2000年の暮れいっぱいで私は退職し、独立することになりました。ポチくんにとっては通勤する場所が変わっただけです。私たちはあいかわらず毎日一緒にいました。一時期椅子の高さまで飛び上がれるようになっていたポチくんですが、いつの間にかほとんど飛び上がることは出来なくなっていました。羽根のねじれはひどくなる一方で、脚で背中をかいたりすると、羽根の上に脚が出てしまうようなこともありました。彼の骨格はガタガタだったのだと思います。
それでもポチくんは元気でした。毎日たくさん餌を食べていました。彼の食欲旺盛さは元気のバロメーターなのです。瀕死の時でも餌だけはきちんと食べた食いしん坊のポチくん。この強さが彼の生命力だったと思います。
4月に入った頃、そのポチくんがあまり餌を食べなくなってきました。羽のつやもなんだかパサパサしたかんじになって、私が仕事しているパソコンの脇で眠ってばかりいることが多くなってきました。歳をとってきたのかな…でもポチくんは強いからね…何度も死にかけても蘇生してるものね…
4月23日夕方のことでした。キーボードの脇でちょこまかしているポチくんを横目にしばらく仕事に没頭していました。ふと気付くとモニタの陰に目を閉じたポチくんが横倒しになっていました。こんな姿勢で眠ったことは一度もありません。抱き上げると、まだほんのりと温かかった…
いつ? 私の目の前にいたのに…いつ? 気付いてあげられなくてごめんね。半開きの口を閉じてあげ、脚も折り畳んであげました。曲がった羽根も整えました。まだ柔らかい羽毛を何度もなでました。ポチくんの大好きだった手の平の中で、ポチくんの一番好きだった姿勢のまま、彼はだんだん冷たく硬くなっていきました。
5歳と10ヶ月…あと少しで6歳だったね。
ポチくんは幸せだったんだろうか…と思います。本来の野鳥のあるべき生活をねじ曲げられてしまって。短くても自由に生きた方が幸せだったんじゃないだろうか、と。側に置いたのは私のエゴではなかったか、と。基本的に野鳥は飼ってはいけないものです。傷付いた野鳥を保護することとペットにすることとは違います。私はその境界線のどこに立っていたのでしょうか。

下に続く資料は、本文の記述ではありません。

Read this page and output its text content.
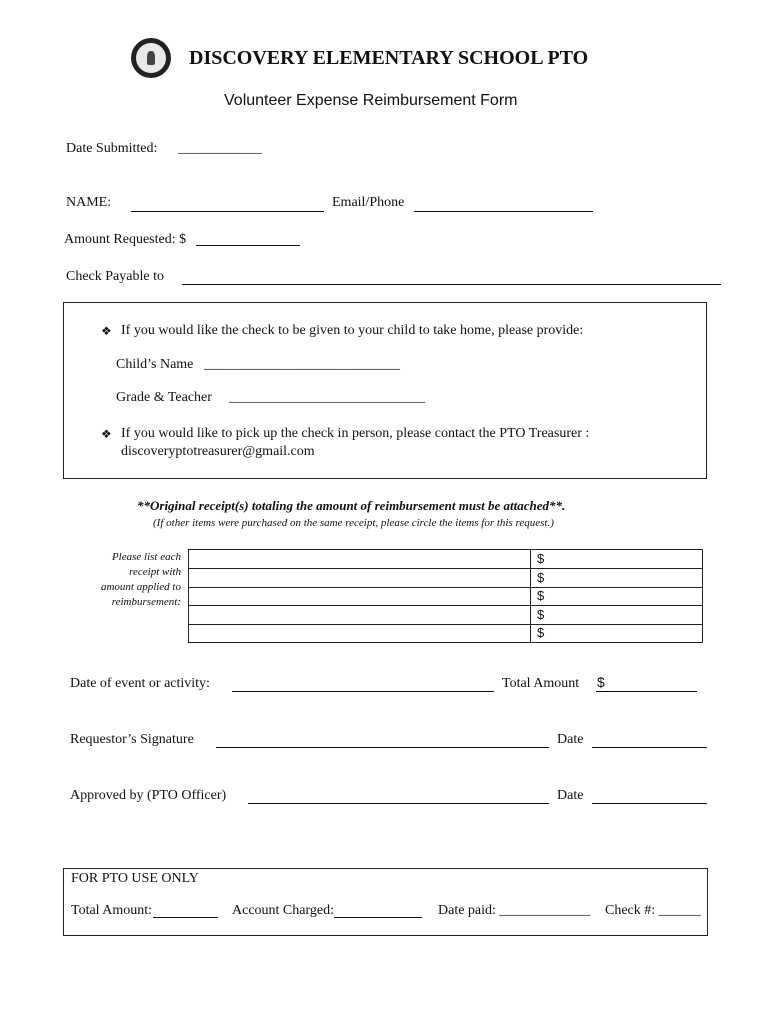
DISCOVERY ELEMENTARY SCHOOL PTO
Volunteer Expense Reimbursement Form
Date Submitted: ____________
NAME:	Email/Phone
Amount Requested: $
Check Payable to
❖ If you would like the check to be given to your child to take home, please provide:
Child’s Name ____________________________
Grade & Teacher ____________________________
❖ If you would like to pick up the check in person, please contact the PTO Treasurer :
discoveryptotreasurer@gmail.com
**Original receipt(s) totaling the amount of reimbursement must be attached**.
(If other items were purchased on the same receipt, please circle the items for this request.)
Please list each
receipt with
amount applied to
reimbursement:
$
$
$
$
$
Date of event or activity:	Total Amount $
Requestor’s Signature	Date
Approved by (PTO Officer)	Date
FOR PTO USE ONLY
Total Amount:	Account Charged:	Date paid: _____________ Check #: ______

比較することは出来ませんが、ポチくんは私と暮らして幸せであったと信じたいです。少なくとも私はとても幸せでした。小さいものが小さいというだけで愛しいことを知りました。「ポチくんの幸せだった日々」というよりは「ポチくんとの幸せだった日々」でした。
ありがとうね。
ポチくんは、渋谷区の閑静な住宅街にある公園の桜の樹の下で眠っています。毎日たくさんのすずめや子供たちが遊びに来ています。だから淋しくないよね。